After months of watching sovereign-wealth funds from the Middle East and Singapore have all the fun, cutting big deals to help prop up Wall Street’s flimsy balance sheets, China Investment Corp. is back in action.

dragonChina’s sovereign-wealth fund had been sitting on the sidelines since it bought a $3 billion stake in Blackstone Group’s initial public offering in June. And it has been licking its wounds ever since. With the stock hit hard by the credit crunch, CIC has a a paper loss of about 21%, or about $630 million.

As criticism of that deal mounted at home, China deal makers snickered at how CIC paid a high price for its lack of deal savvy. So CIC turned to less-sexy pursuits, like hiring overseas staff and external money managers to farm out the $67 billion set aside for overseas deals.
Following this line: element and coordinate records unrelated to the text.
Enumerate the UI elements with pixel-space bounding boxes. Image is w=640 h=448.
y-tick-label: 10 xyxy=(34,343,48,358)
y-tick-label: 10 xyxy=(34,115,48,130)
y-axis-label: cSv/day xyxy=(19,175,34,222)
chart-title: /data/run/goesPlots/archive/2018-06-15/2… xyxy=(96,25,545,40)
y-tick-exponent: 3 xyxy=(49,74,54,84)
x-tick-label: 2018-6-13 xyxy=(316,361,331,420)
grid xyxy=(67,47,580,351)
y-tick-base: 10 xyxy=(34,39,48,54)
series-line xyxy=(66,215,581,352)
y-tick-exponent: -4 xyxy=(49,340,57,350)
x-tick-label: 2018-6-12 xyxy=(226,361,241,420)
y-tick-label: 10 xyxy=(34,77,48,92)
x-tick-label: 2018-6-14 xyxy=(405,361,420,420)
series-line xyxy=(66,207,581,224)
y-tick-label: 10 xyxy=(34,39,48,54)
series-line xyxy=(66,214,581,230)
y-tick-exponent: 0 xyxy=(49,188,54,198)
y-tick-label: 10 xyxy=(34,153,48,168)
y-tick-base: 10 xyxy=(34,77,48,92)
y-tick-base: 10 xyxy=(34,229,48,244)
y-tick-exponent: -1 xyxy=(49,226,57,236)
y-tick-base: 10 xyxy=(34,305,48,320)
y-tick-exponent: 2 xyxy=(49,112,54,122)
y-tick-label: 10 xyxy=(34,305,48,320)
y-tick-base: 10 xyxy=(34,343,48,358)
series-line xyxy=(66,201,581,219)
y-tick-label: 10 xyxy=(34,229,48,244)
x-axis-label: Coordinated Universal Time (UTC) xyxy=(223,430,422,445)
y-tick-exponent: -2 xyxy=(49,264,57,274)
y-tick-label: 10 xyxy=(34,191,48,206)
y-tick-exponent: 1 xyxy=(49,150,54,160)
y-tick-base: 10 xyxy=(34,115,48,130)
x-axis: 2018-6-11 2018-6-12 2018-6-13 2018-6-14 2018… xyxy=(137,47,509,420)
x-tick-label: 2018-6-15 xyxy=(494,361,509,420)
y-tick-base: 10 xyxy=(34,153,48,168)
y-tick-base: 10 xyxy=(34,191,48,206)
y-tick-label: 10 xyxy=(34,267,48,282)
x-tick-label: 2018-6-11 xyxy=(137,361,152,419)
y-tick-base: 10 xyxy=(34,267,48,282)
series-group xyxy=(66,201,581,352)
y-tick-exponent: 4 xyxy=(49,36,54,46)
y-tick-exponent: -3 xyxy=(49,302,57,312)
Now it has splurged in buying as much as a 9.9% stake in Morgan Stanley. The $5 billion investment meets at least one key CIC goal – beating the sovereign-wealth fund’s cost of funding. China’s finance ministry wants the fund to return a minimum of 5% a year to cover the cost of bonds it issued to fund the agency. (CIC has an agreement with the Finance Ministry to protect CIC from foreign-exchange fluctuations.)

Morgan Stanley is guaranteeing a 9% annual rate of return for CIC between now and August 2010, when CIC’s investment converts to shares. That will give CIC a nice 4% premium — and maybe enough to cover the losses on the Blackstone bet.